Unleashed in 2017
HHS production features sounds of Sidewalk Prophets, Jimi Hendrix
Story by Laura Brookhart
Photographs by Luke Culver and Jennifer Culver
Talent flowed freely about the stage for 2017 Unleashed at Helena High School. The show production is fit within one whirlwind week.
“We go home, think about what we want to do and come back for auditions on Friday,” explained Devin Creel. “Monday, we learn who has been selected; Tuesday and Wednesday are rehearsals, then we open on Thursday.”
“The reason I chose to sing ‘You Love Me Anyway’ by the Sidewalk Prophets,” senior Jake Hall explained, “Is because it shows how much my faith is important to my life and how God has truly impacted me. Once I am on stage in front of the mic, the nerves all go away for me.
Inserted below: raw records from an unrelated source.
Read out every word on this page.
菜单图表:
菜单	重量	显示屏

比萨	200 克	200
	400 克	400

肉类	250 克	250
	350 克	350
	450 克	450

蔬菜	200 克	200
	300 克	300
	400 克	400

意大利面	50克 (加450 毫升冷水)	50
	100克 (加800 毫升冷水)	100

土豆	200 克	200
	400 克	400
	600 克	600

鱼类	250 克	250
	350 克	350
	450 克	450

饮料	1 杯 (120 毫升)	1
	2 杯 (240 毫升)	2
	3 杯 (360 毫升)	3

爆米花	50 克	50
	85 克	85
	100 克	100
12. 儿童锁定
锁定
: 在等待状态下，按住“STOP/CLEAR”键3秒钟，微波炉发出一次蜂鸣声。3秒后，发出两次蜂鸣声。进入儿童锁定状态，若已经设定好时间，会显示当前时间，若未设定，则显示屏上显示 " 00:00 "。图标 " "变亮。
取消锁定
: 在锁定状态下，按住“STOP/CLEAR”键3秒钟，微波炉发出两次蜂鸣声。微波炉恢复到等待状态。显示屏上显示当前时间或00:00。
“I want to give a shout-out to Justin Ritondo who did a great job with his passionate guitar solo opening the second act.”
Ritondo cranked up the volume with Jimi Hendrix’s “Voodoo Child.”
“If you are really passionate about what you are singing or playing, you get lost in it,” added Ritondo. “I’m going to give my best, show the audience what I’ve got, but ultimately their opinion is not what I’m after.”
Ritondo, who is mainly self-taught, has been playing guitar since sixth grade.
“I was on a family trip and I heard ‘Welcome To the Jungle’ by Guns & Roses. From there, Slash became my inspiration to play more,” he said.
After Ritondo saw Slash live in concert, he continued teaching himself via Youtube videos.
“Then I discovered Jimi Hendrix and listened to his live albums to add more to my repertoire,” he said. “I took Hendrix’s basic structure of ‘Voodoo Child,’ but when it came to the break, I went improv. Once you get into the music, you are carried to a different place.”
And that is a place of confidence, agree these students.
“You put on your confidence and don’t make the audience nervous for you by fidgeting or showing your nerves. You make yourself happy and your audience is going to be happy along with you,” Ritondo observed.
The most important thing, they all agree, is how one feels about his or her performance.
“Others will have their opinions, but we have chosen thoughtfully to be ourselves.”
“I chose to sing ‘Lost Boy,’” said Devin Creel, “Partly because it is my mom’s favorite song and also because there have been times when I have felt alone and like a lost boy myself. When I was younger, I used to talk to the moon. I would be upset about bullying at school, and I would just talk about it to the moon, because the moon is always there.”
Creel had considered accompanying herself on piano, but didn’t feel she had the luxury of time to practice.
Ritondo said that his father applauded Creel’s performance and suggested the two consider getting together to play and sing.
Unleashed was hosted by Drake Bessant and Canna Brown, who sat down together and planned jokes and plays on words around each performance title.
Bessant himself read an original poem called “Five Year Olds Have Problems, Too.”
Bessant said he enjoyed the earthy rendition and interpretation of “What Is Love” performed by Bethany Leader and Bailey Breland.
The final performance was Savannah Key dancing to “The Beautiful People.”
Key has danced primarily at Dance Etc. and was also on the HHS Dance Team for two years.
“I put this dance together last minute,” she says, “And I wanted a fun and sassy dance that worked with the red fringed costume from my senior show solo. Dance has always been such a big part of my life; the activities I chose like cheerleading, ice-skating, softball—fell by the wayside, and now it’s been six years and I’m still loving it.”
What may the future hold for these talented teens?
Senior Drake Bessant plans to apply at the University of Montevallo, and Jake Hall will attend Mississippi College.
“I will continue to dance for fun,” Key said, “And plan to pursue college studies in marketing and interior design.”
Sophomore Justin Ritondo is considering applying to the Alabama School of Fine Arts.
Devin Creel would love to be an animator at Pixar or Cartoon Network, perform in the theater, and perhaps––someday––on Broadway.